3. 2008 Hitler goes Kaput! as guerrilla Rabinovich
4. 2008 Kung Fu Panda as Po (Russian dubbing-in)
5. 2009 The Best Movie 2 as :ru:Екатерина II
6. 2010 Our Russia. The Balls of Fate as Ravshan / «Beard» / Dimon / Alyona (friend of the bride)
7. 2011 Zaytsev+1 as Feodor (main role)
8. 2011 Kung Fu Panda 2 as Po (Russian dubbing-in)
9. 2011 Pregnant as Zhora
10. 2012 Rzhevsky versus Napoleon as Marquis de Mazo-sad
11. 2012 That still Karlosson! as Karlsson
12. 2014 8 New Dates as Timur
13. 2015 A Warrior's Tail as Semi-Baron Fafl (voice)
14. 2015 Brigadier as Kesha Black
15. 2017 Kolobanga as Trojan (voice)
16. 2022 Summer Time: Travel Back as Sergey Sergeyevich Kurochkin
17. 2024 The Undiamond Arm as smuggler-pharmacist's assistant

=== Television ===
1. 2006 — Nasha Russia — various roles (see below)
2. 2007 — Happy Together — cameo
3. Lednikoviy Period (2008, 2009, 2 and 3 seasons)
4. Prozhektorperiskhilton (2008)
5. :ru:Рассмеши комика (since 2011)
6. :ru:Стенка на стенку (2008)
7. Kto khochet stat' millionerom? (Who Wants to become a Millionaire) (2010)
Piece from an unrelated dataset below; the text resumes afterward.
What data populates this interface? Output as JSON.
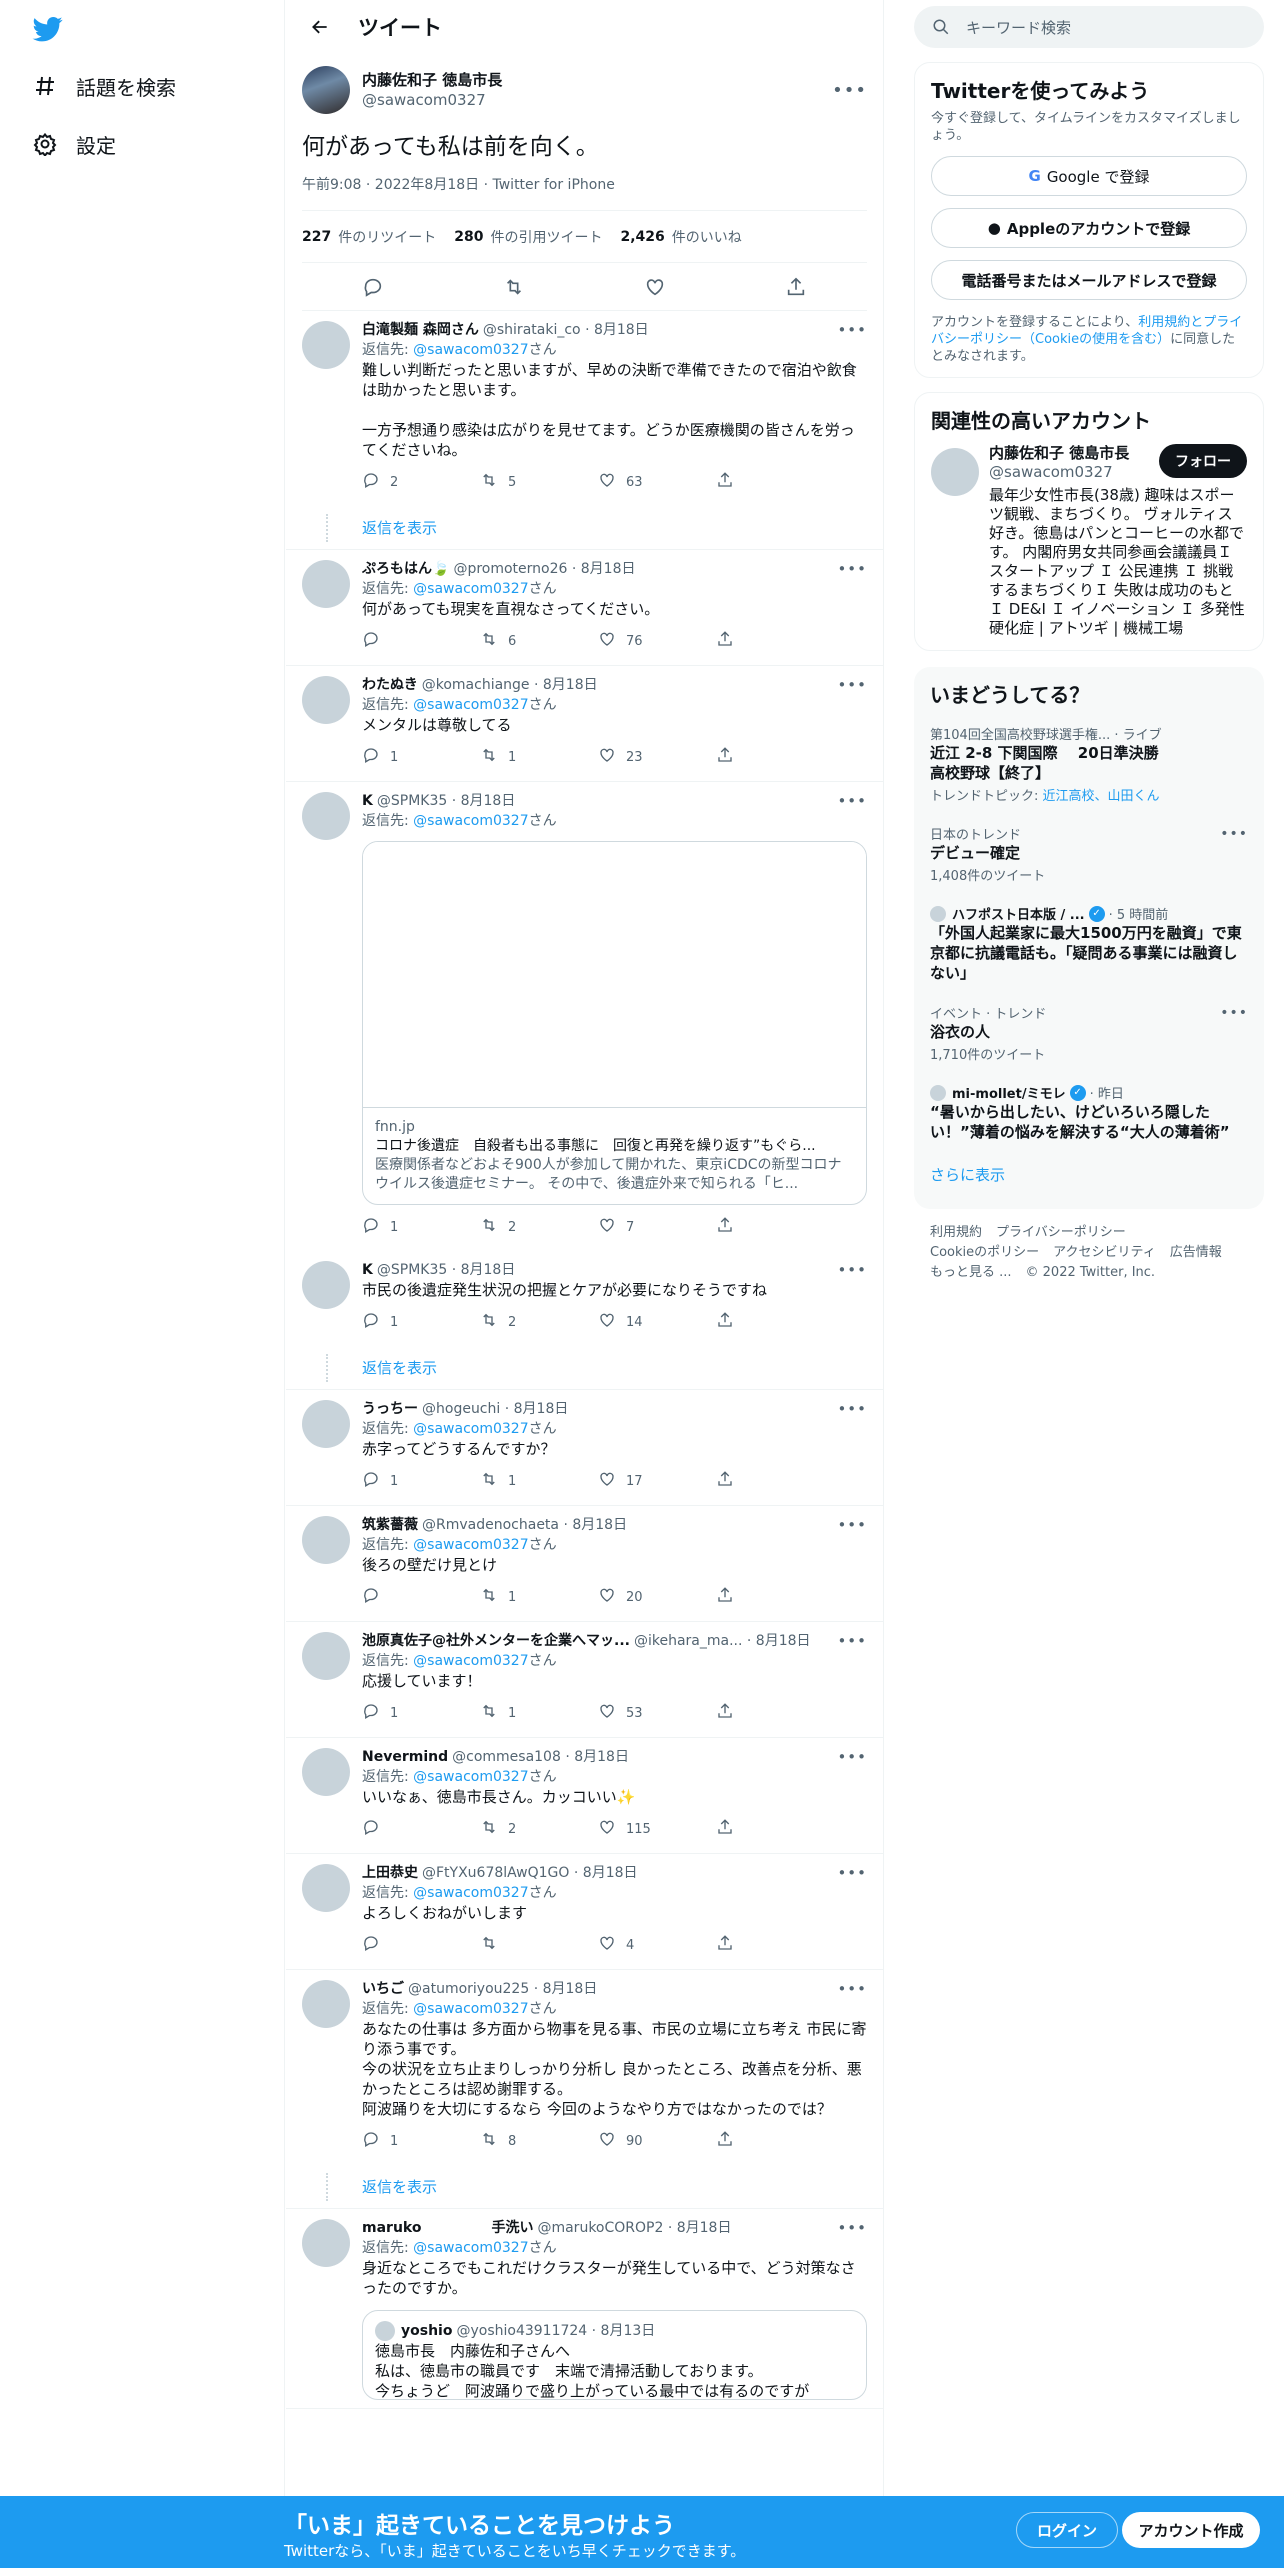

8. :ru:Пока все дома (2008)
9. Bolshie gonki (2008)
10. Comedy Club (since 2006)
11. :ru:Кино в деталях (2010)

== Roles in Nasha Russia ==
1. Ravshan - Tajik builder (Moscow & Sochi)
2. Ludwig Aristarchovich - concierge, (St. Petersburg)
3. Eugene (Gennady) Mikhailovich Kishelskiy - the trainer of Omsk football clubs ГазМяс (GazMyas, lit. means Gas Meat) and later, of the women's club ГазМясочка (GazMyasochka)
4. Mikhalich - the shop chief of pipe-rolling plant No.69 (Chelyabinsk) - in the first season, his name was Igor Mikhalich, in the 2nd and 3rd season Alexey, and in the 4th his name was Victor Mikhailovich Oreshkin.
5. Dimon - teenager (Krasnodar)
6. Anastasia Kuznetsova - the waitress at the sushi bar (Ivanovo). In the film, the character is named Alena.
7. Gavrilov - inspector of traffic police on the Penza-Kopeysk highway
8. Victor Haritonovich Mamonov - Duma representative of Nefteskvazhinsk (a fictional town)
9. Boroda ("beard") - tramp (Rublyovka)
10. Zhorik Vartanov - presenter on the "Sev-Kav TV" (Pyatigorsk)
11. Egor Sergeevich Dronov - major of militia (Ust-Kuzminsk, fictional town in Krasnoyarsk Krai)
12. Vovan is a tourist from Nizhny Tagil visiting Turkey
13. Alexander Rodionovich Borodach - a former security guard of Kseniya Sobchak (Ryazan).
14. Valera - neighbor of Sergei Belyakov (Taganrog).
15. Vasiliy - fan of football club "Neva" (Saint-Petersburg).